Anonymous wrote:Anonymous wrote:This. Uncomfortable, impersonal, robotic.
Agree. That living room looks like a hospital operating room. No thanks.
Anonymous wrote:Anonymous wrote:Anonymous wrote:Most mid century modern looks like it’s meant to encourage guests to leave the house as soon as soon as humanely possible. We get it, you hate people.
Flat bottom bathroom sinks. Why is this a thing. They look disgusting after one use.
Griege walls. Life is just not that grim. Find joy.
Such a bizarre take lol
MCM furniture is usually uncomfortable. The hard surfaces, sharp edges, and straight lines are visually stressful; they don’t feel organic, and people are unconsciously tense in those environments. The style isn’t designed for warmth or a sense of caring.
Anonymous wrote:This. Uncomfortable, impersonal, robotic.
Anonymous wrote:Vessel sinks. I hate those things with a passion!
Anonymous wrote:Anonymous wrote:Anonymous wrote:Anonymous wrote:Rustic French country, unless it's authentically done with real pieces. So many people do this weird generic American version where all the furniture is way too large and it's very fake and cheesy to me.
80s modern with the black leather and the glass. Impractical, ugly, tacky. Hate hate hate.
The faux farmhouse aesthetic popularized by Joanna Gaines with the stupid wooden signs and the big clocks and fake shiplap etc. etc. So ubiquitous. So unstylish.
I don't have the same hate for midcentury modern as some on this thread but I think it's overdone and also a lot of individual MCM pieces are objectively ugly and don't get more attractive just because they once lived in an office in the 60s. However I really love true Danish modern and other Scandinavian offshoots, for their clean lines and use of color.
I also have a real fondness for maximalism done well, and my sense is that DCUM absolutely hates that kind of thing.

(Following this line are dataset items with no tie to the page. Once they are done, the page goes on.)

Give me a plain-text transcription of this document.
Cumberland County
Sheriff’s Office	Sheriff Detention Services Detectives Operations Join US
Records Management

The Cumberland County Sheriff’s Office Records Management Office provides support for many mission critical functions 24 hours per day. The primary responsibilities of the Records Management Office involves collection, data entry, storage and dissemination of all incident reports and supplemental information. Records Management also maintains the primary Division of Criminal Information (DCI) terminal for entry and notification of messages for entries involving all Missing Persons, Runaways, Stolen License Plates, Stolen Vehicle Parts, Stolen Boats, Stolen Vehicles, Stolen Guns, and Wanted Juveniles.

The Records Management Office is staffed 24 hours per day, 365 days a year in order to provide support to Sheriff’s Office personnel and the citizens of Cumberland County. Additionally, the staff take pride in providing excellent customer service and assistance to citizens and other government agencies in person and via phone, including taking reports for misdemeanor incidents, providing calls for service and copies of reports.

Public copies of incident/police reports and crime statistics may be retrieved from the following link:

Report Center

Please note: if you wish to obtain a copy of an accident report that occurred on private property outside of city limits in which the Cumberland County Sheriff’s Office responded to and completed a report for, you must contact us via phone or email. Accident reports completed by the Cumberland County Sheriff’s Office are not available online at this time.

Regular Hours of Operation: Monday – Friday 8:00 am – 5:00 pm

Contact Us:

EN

I'm talking about patterned wallpaper with contrasting furniture and pillows and baroque frames in mismatched finishes and heavy curtains hung from the top of the wall to the floor, layered rugs, etc. Wild color combos incorporating bright pinks and yellows and oranges. It can easily go wrong but when well executed, I absolutely love it. I love color so much, I wish people weren't so afraid of it in home design.
Do you like this?
I’m not the PP, though I agree with the PP.
I don’t love that picture, but I also don’t like the cold gray living room of a few pages ago either.
If the black cabinets in the room were removed, and some of the art, I’d like it a lot better. I don’t like the heavy black though.
I think half of the pattern could be removed and it would be much better. If you removed the yellow and just continued with aqua or green, it would be an improvement.
Anonymous wrote:I think the problem with MCM is that it got trendy and spawned so many cheap knock offs that’s what everyone thinks of. The original stuff is nice. I have a MCM dining table and coffee table but they don’t look like what has been sold as MCM. It is clean lines but not the extreme sharp edges and the soindly pointed legs. The dining room table has a dark stain. The coffee table is natural cherry but not orange tone—more the color of someone with medium brown hair. It’s very warm and a really good size (not too big but functional with a lower shelf, which was surprisingly hard to find when we considered replacing it).
It was the same problem with the oak antique reproductions in the 1980s. It was cheap oak so it looked cheap. Real quartersawn oak from the 1920s or earlier is gorgeous.
Whenever something is trendy, it kills it because you get too saturated with the cheap versions.